I’m 37 and have coded my entire life. I even got to pull the drop out of college and do star up and make money type thing before I took my current position.. I have to say AI has sucked the heart and soul out of coding.. Like it’s the most boring thing having to sit and prompt… Not to mention the slop, nonsense hype etc.. Never attach your identity to your job or a skill. Many of us do that just to be humbled when a new advancement occurs… I know I see programming and looking at Open Source code to contribute and all of it…. Is just lifeless. Literally and figuratively. Sorry for long rant I needed to vent.
Interesting. I've felt like it's never been easier to learn things, but I suppose that's not quite the same as "acquiring new skills". I don't know if it applies, but it's always been easy to take the easy way out?
I feel like AI has made it a bit easier to do harder things too.
I have a block of code I will put in the CLAUDE.md file of any project where I want to get a better understanding of the tech in use where I ask for verbose explanations, forcing me to write some of the code, etc. Mixed results so far but I think it will get there.
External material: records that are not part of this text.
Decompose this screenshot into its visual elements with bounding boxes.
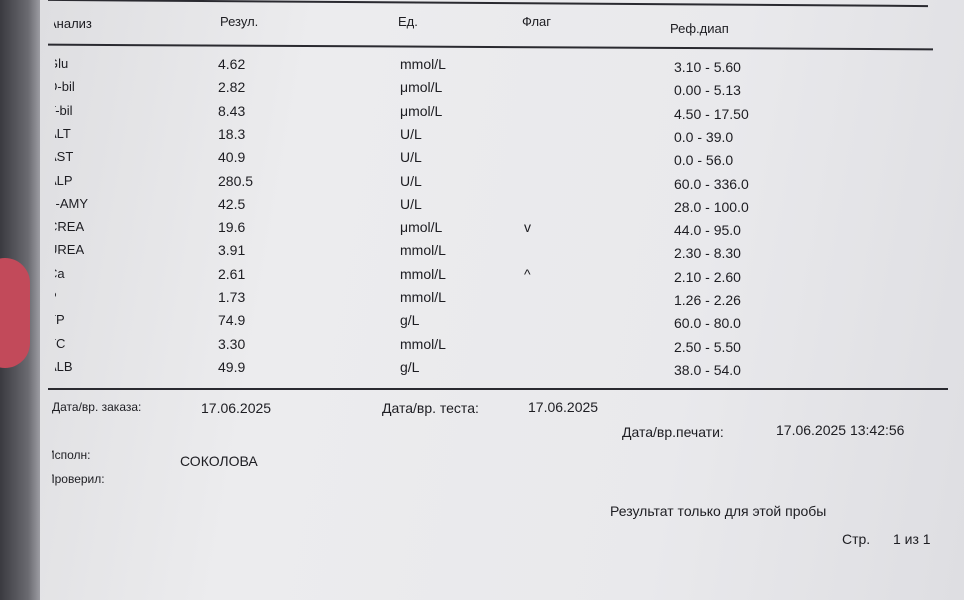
- cell-unit: U/L: [400, 195, 422, 212]
- top-rule: [48, 0, 928, 8]
- cell-name: AST: [48, 149, 74, 165]
- cell-unit: μmol/L: [400, 219, 443, 236]
- cell-unit: mmol/L: [400, 242, 446, 259]
- cell-ref: 1.26 - 2.26: [674, 292, 741, 308]
- cell-ref: 28.0 - 100.0: [674, 198, 749, 215]
- label: Исполн:: [46, 448, 91, 462]
- cell-ref: 3.10 - 5.60: [674, 59, 741, 75]
- header-cell: Резул.: [220, 14, 259, 29]
- header-cell: Реф.диап: [670, 21, 729, 36]
- cell-name: P: [48, 289, 57, 304]
- cell-result: 2.82: [218, 79, 246, 96]
- cell-flag: v: [524, 219, 531, 236]
- footer-rule: [48, 388, 948, 390]
- header-rule: [48, 43, 933, 51]
- value: 1 из 1: [893, 531, 931, 547]
- cell-ref: 2.10 - 2.60: [674, 268, 741, 285]
- label: Дата/вр. теста:: [382, 400, 479, 416]
- cell-unit: mmol/L: [400, 56, 446, 72]
- cell-ref: 44.0 - 95.0: [674, 222, 741, 239]
- cell-unit: mmol/L: [400, 289, 446, 305]
- cell-result: 280.5: [218, 172, 254, 189]
- cell-result: 49.9: [218, 358, 246, 375]
- cell-result: 18.3: [218, 125, 246, 142]
- cell-ref: 0.0 - 39.0: [674, 128, 734, 145]
- cell-name: CREA: [48, 219, 85, 235]
- cell-name: Glu: [48, 56, 69, 71]
- finger: [0, 258, 30, 368]
- cell-ref: 2.30 - 8.30: [674, 245, 741, 262]
- cell-result: 40.9: [218, 149, 246, 166]
- cell-result: 3.91: [218, 242, 246, 259]
- label: Стр.: [842, 531, 871, 547]
- cell-unit: U/L: [400, 172, 422, 189]
- label: Дата/вр. заказа:: [52, 400, 142, 414]
- cell-result: 19.6: [218, 219, 246, 236]
- cell-unit: U/L: [400, 149, 422, 166]
- cell-result: 3.30: [218, 335, 246, 352]
- cell-unit: g/L: [400, 312, 420, 329]
- cell-flag: ^: [524, 265, 531, 282]
- cell-result: 1.73: [218, 289, 246, 305]
- cell-unit: mmol/L: [400, 265, 446, 282]
- cell-ref: 2.50 - 5.50: [674, 338, 741, 355]
- value: 17.06.2025 13:42:56: [776, 422, 905, 438]
- value: СОКОЛОВА: [180, 453, 258, 469]
- label: Дата/вр.печати:: [622, 424, 724, 440]
- cell-ref: 0.0 - 56.0: [674, 152, 734, 169]
- header-cell: Анализ: [48, 16, 92, 31]
- cell-result: 4.62: [218, 56, 246, 72]
- cell-unit: U/L: [400, 125, 422, 142]
- cell-unit: g/L: [400, 358, 420, 375]
- value: 17.06.2025: [201, 400, 272, 416]
- cell-name: TP: [48, 312, 65, 328]
- cell-name: ALP: [48, 172, 73, 188]
- cell-ref: 0.00 - 5.13: [674, 82, 741, 99]
- cell-result: 42.5: [218, 195, 246, 212]
- cell-ref: 38.0 - 54.0: [674, 361, 741, 378]
- cell-name: ALB: [48, 358, 73, 374]
- cell-unit: mmol/L: [400, 335, 446, 352]
- cell-name: α-AMY: [48, 195, 89, 211]
- cell-name: TC: [48, 335, 66, 351]
- report: Анализ Резул. Ед. Флаг Реф.диап Glu 4.62 m…: [38, 0, 964, 600]
- cell-ref: 60.0 - 336.0: [674, 175, 749, 192]
- cell-ref: 4.50 - 17.50: [674, 105, 749, 122]
- header-cell: Ед.: [398, 14, 418, 29]
- label: Проверил:: [46, 472, 105, 486]
- cell-name: Ca: [48, 265, 65, 281]
- header-cell: Флаг: [522, 14, 552, 29]
- cell-ref: 60.0 - 80.0: [674, 315, 741, 332]
- value: 17.06.2025: [528, 399, 599, 415]
- cell-unit: μmol/L: [400, 79, 443, 96]
- cell-result: 8.43: [218, 102, 246, 119]
- cell-name: ALT: [48, 125, 71, 141]
- note: Результат только для этой пробы: [610, 503, 827, 519]
- cell-name: T-bil: [48, 102, 73, 118]
- cell-result: 2.61: [218, 265, 246, 282]
- cell-result: 74.9: [218, 312, 246, 329]
- cell-name: D-bil: [48, 79, 75, 95]
- cell-name: UREA: [48, 242, 85, 258]
- cell-unit: μmol/L: [400, 102, 443, 119]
The one thing that I have decided: only one new thing per project!
You are on the internet.
You can download every book or tutorial ever made in our history.
We have access to vast knowledge.
Claude has a teacher mode where it will ask you questions.
I’m picking up game dev in my spare time. I’m not letting Claude write any of the code. We talk through the next task, I take a run at it, then when I’m stuck I got back and talk through where the problems are.
It’s slower than just letting Claude do it, obviously. Plus you do need to be a bit disciplined - Claude will gladly do it for you when you start getting tired. I am picking it up through, and not getting bogged down in the beginner ‘impossible feeling bugs you can’t figure out bc you’re learning and don’t fully understand everything yet’ stage.